In the US, studies assessing the link between pollution and non-lung cancer incidence are limited. Coleman et al.’s previous study on the association between PM_2.5 and cancer incident rates derived from more than 8 million cases recorded in the SEER registry. Regarding HNC, only nasal and middle ear were well delineated from other head and neck aerodigestive subsites. In this study, “oral cancer” included ICD-10 codes C00-C14, which included major salivary glands, the oropharynx, nasopharynx, and hypopharynx¹². While our study delineated head and neck subsites more specifically, a limitation to our analysis is that the definitions of tongue cancer could not be easily parsed, and as a result some base of tongue cancers were likely classified as oral cancer in our study. The “oropharyngeal” definition used in this study contained only cancers from the oropharyngeal subsite. Subsites were also grouped differently in another recent study of US pollution and head and neck cancer, which included SEER derived HNC incidence data with the addition of salivary gland and esophageal subsites from 2011 to 2019. Of note, this study did not account for a lag period¹³. Additional studies are needed to better understand the association between air pollution and pathogenesis in specific head and neck subsites, especially given the role of viral-mediated carcinogenesis in the oropharynx and nasopharynx.

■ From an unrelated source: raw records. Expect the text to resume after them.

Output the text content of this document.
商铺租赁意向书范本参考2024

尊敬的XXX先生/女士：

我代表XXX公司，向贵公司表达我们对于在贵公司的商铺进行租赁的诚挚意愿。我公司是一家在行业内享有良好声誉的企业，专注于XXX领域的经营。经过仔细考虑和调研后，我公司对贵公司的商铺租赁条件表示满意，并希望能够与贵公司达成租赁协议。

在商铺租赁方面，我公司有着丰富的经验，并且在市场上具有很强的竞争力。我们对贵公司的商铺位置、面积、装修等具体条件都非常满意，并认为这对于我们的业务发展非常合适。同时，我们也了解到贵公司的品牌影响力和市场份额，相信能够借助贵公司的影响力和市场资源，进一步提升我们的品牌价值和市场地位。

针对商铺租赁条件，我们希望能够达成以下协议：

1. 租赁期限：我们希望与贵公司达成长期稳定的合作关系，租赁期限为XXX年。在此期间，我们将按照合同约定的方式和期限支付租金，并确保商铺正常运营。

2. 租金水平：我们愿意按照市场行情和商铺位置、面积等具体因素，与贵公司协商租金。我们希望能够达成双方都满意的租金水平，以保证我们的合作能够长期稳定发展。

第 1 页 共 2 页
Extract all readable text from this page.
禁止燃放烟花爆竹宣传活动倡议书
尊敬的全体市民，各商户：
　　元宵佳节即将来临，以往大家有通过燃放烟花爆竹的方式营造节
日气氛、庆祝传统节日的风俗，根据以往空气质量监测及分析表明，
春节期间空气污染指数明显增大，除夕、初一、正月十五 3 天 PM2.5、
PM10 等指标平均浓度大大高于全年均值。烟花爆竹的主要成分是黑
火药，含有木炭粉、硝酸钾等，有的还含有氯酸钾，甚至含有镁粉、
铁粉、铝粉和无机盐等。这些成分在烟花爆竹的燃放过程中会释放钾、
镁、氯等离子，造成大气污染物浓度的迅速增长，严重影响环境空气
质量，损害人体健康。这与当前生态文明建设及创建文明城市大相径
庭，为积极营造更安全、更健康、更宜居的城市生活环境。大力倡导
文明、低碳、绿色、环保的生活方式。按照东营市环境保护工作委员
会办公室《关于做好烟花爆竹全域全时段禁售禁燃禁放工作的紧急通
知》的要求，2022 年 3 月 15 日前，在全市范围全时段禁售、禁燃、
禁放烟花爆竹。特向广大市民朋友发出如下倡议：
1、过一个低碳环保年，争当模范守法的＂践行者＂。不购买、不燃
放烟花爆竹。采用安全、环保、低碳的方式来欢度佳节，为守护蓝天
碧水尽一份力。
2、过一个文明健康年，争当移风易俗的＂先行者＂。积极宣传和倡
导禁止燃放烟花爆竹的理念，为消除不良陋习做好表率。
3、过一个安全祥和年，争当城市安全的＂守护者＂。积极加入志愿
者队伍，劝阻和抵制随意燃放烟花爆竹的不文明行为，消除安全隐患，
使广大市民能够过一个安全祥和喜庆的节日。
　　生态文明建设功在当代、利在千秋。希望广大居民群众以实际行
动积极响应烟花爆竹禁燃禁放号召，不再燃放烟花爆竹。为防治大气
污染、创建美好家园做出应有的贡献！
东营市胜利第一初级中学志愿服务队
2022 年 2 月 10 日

There are important limitations to this study that must be acknowledged. This study is limited to the effects of PM_2.5, whereas other air pollution components including NO₂, PM10, ozone have been shown to impact the incidence of other malignancies, specifically lung cancer^35. Another major limitation of this study is that the effects of viral-induced carcinogenesis, specifically human papilloma virus (HPV) in the oropharynx and Epstein-Barr virus (EBV) in the nasopharynx, were not considered because of limited availability of county level data. The availability of smoking and alcohol data was also limited at the county level before 1996, and other important covariate data regarding occupational exposures and racial and ethnic disparities at the county level were not available for the studied period. In general, ecological studies are limited because it is almost impossible to control for all confounding variables, as well as the innate inability to make predictions on the individual level. However, the large representative sample size of the SEER database makes these results more reliable despite population variability.